Ahora, toda naturaleza impone un orden. Poseer una naturaleza determinada conlleva estar sometido a ciertas reglas, implica estar sometido a límites y condiciones de existencia. Si esta ley de naturaleza no se cumple, la cosa pierde su identidad, se corrompe, desaparece. Por ello, si a una realidad le modifico sus reglas constitutivas, aquellas leyes que rigen su existencia, ésta deja de ser dicha realidad, pasando a ser otra cosa, distinta de la anterior.

10-foto-2Lo que pretenden aquellos que promueven el matrimonio homosexual es cambiar las “reglas del juego” de esta institución humana, es decir, alterar tanto su fin como sus características irrenunciables. Llevar a cabo esta tarea es un despropósito tan innecesario e inentendible como, por ejemplo, discutir sobre la posibilidad de que el fútbol pueda ser jugado con las manos. OK, en pos de ser tolerantes y pluralistas aceptemos que el fútbol se juegue con las extremidades superiores. ¡Perfecto! ¡El que eso quiera, que lo haga! Si todos nos ponemos de acuerdo claro que esto es factible… Ahora, ¿es eso realmente fútbol? ¿Estamos hablando del mismo deporte? Es evidente que ya no sería el mismo juego.

Es inevitable, entonces, que cuando se cambian las reglas o leyes que rigen un juego éste termina desnaturalizándose. Éste es el punto fundamental: ¿Es la unión civil entre personas del mismo sexo un matrimonio? No, claro que no. Otra cosa sí, pero no un matrimonio.
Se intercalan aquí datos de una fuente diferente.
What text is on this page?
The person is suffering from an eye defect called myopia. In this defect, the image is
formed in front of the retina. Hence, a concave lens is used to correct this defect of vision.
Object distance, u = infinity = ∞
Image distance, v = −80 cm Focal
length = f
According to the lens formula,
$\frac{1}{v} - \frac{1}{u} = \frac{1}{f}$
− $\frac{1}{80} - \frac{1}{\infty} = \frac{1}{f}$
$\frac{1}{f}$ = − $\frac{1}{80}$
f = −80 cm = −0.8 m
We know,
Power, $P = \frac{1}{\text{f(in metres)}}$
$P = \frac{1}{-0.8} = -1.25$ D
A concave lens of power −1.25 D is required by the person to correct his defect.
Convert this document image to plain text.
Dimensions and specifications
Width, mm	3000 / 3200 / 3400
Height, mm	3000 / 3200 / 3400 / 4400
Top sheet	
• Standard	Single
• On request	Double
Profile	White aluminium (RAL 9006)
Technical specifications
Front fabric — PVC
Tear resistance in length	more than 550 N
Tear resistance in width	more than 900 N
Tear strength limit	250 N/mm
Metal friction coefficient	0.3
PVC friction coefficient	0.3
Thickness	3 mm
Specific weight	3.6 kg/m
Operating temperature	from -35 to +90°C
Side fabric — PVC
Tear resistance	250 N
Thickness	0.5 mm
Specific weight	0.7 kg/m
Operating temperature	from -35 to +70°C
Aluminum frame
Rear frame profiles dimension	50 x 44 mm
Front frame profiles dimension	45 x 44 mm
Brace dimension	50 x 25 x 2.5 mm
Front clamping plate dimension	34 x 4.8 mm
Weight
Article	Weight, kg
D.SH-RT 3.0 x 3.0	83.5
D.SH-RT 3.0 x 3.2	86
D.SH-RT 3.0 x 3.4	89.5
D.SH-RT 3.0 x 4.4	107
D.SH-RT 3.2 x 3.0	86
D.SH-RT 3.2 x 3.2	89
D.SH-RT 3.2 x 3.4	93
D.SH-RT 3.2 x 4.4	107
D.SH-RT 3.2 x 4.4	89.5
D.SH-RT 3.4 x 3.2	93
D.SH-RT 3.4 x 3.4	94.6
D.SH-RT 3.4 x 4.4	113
Por consiguiente, si por naturaleza el matrimonio consiste en la unión afectiva y complementaria entre un hombre y una mujer, no corresponde plantear la discusión como lo ha hecho el citado artículo. Lo importante no es saber si estamos preparados para aceptar el matrimonio homosexual, sino tener claro que no corresponde que éste pueda llegar a darse en la realidad. Podemos ir un poco más allá: incluso en el caso de que esta iniciativa llegase a prosperar y se legislara a favor de la instauración del matrimonio homosexual, esta creación del progresismo sólo sería una convención arbitraria y vacía, una mera invención de la cultura humana –la que, como ya vimos, va cambiando a través del tiempo–. Sería un “matrimonio” sólo de nombre, así como sólo de nombre sería “fútbol” un deporte jugado con las manos.




Nota:
(1) Por el contrario, los actos homosexuales, clausuran el acto sexual al don de la vida y no proceden de una verdadera complementariedad afectiva y sexual. Catecismo de la Iglesia Católica, Nº 2357.